Monday, April 24, 2017

Applying for Leniency is a Leap in the Dark: Protecting the Effectiveness of Leniency Programmes

Cristina Volpin Centre for Commercial Law Studies, Queen Mary University of London explores Applying for Leniency is a Leap in the Dark: Protecting the Effectiveness of Leniency Programmes.

ABSTRACT: After Pfleiderer, Donau Chemie and Kone the CJEU returned on the topic of the effectiveness of leniency programmes with a key judgment on multijurisdictional leniency applications. The preliminary reference ruling in DHL Express stated how, absent a European Union-wide harmonised system of leniency programmes, the relationship between the leniency application for immunity made to the Commission and a summary application made to an NCA for the same cartel is one of mutual autonomy. According to the CJEU, the purpose of leniency programmes might be impaired by the elimination of uncertainty regarding the exact amount of information that is required to trigger the granting of immunity or reductions of fines.
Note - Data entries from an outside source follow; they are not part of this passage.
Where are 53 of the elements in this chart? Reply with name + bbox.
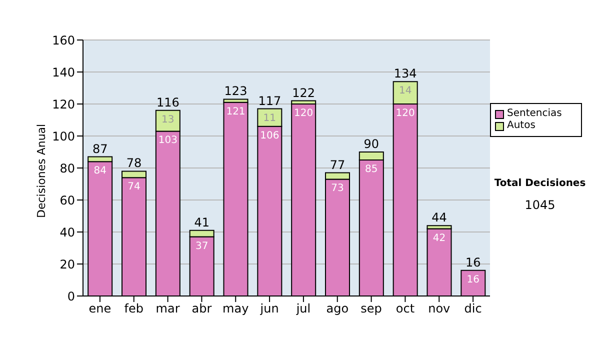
data-label: 14 — [398, 86, 412, 97]
x-tick-label: sep — [360, 302, 382, 316]
data-label: 16 — [466, 274, 480, 286]
total-label: 87 — [92, 142, 108, 156]
y-tick-label: 0 — [67, 289, 75, 304]
data-label: 120 — [396, 108, 415, 119]
x-tick-label: jun — [259, 302, 279, 316]
data-label: 85 — [365, 164, 378, 175]
total-label: 78 — [126, 156, 142, 170]
total-label: 123 — [224, 84, 248, 98]
total-label: 77 — [330, 158, 346, 172]
y-tick-label: 160 — [52, 33, 75, 48]
data-label: 42 — [432, 232, 446, 244]
y-axis-title: Decisiones Anual — [34, 124, 48, 218]
x-tick-label: ago — [326, 302, 349, 316]
data-label: 120 — [294, 108, 314, 119]
y-tick-label: 80 — [60, 161, 75, 176]
y-tick-label: 120 — [52, 97, 75, 112]
text: Total Decisiones — [493, 178, 587, 189]
x-tick-label: ene — [88, 302, 112, 316]
x-tick-label: may — [222, 302, 249, 316]
y-tick-label: 140 — [52, 65, 75, 80]
data-label: 121 — [226, 106, 246, 118]
y-tick-label: 20 — [60, 257, 75, 272]
x-tick-label: abr — [192, 302, 212, 316]
total-label: 44 — [432, 210, 447, 225]
data-label: 11 — [263, 112, 276, 124]
x-tick-label: jul — [295, 302, 311, 316]
legend-label: Sentencias — [507, 108, 562, 120]
data-label: 103 — [158, 135, 178, 146]
total-label: 134 — [394, 66, 417, 81]
x-tick-label: oct — [396, 302, 415, 316]
data-label: 73 — [331, 183, 344, 194]
data-label: 74 — [128, 182, 140, 193]
data-label: 37 — [195, 240, 208, 252]
x-tick-label: feb — [124, 302, 144, 316]
x-tick-label: mar — [156, 302, 180, 316]
y-tick-label: 60 — [60, 193, 75, 208]
y-tick-label: 40 — [60, 225, 75, 240]
total-label: 16 — [466, 255, 481, 270]
total-label: 41 — [194, 215, 210, 230]
x-tick-label: dic — [464, 302, 482, 316]
y-tick-label: 100 — [52, 129, 75, 144]
legend-label: Autos — [507, 120, 536, 132]
x-tick-label: nov — [428, 302, 450, 316]
total-label: 116 — [156, 95, 180, 110]
data-label: 106 — [260, 130, 280, 142]
text: 1045 — [524, 198, 556, 212]
data-label: 84 — [94, 166, 106, 177]
total-label: 122 — [292, 86, 316, 100]
total-label: 90 — [364, 137, 380, 151]
total-label: 117 — [258, 94, 282, 108]
data-label: 13 — [162, 114, 174, 126]
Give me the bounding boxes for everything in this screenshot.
By establishing that unpredictability is one of the intended features of EU leniency policy, the CJEU has once again prioritised the effectiveness of the Commission’s investigation over the rights of defence of the undertakings, also at the preliminary stage of the gathering of evidence by means of leniency programmes. This article is aimed at describing how the judgment gave a prominent role to the principle of effectiveness, also in regard to leniency programmes. While it is not a novelty that the principle of effectiveness is given a decisive role in preliminary rulings dealing with leniency programmes, in the DHL Express case, for the first time, the principle of effectiveness proved decisive in a situation where the rights of individuals in the private enforcement were not at stake.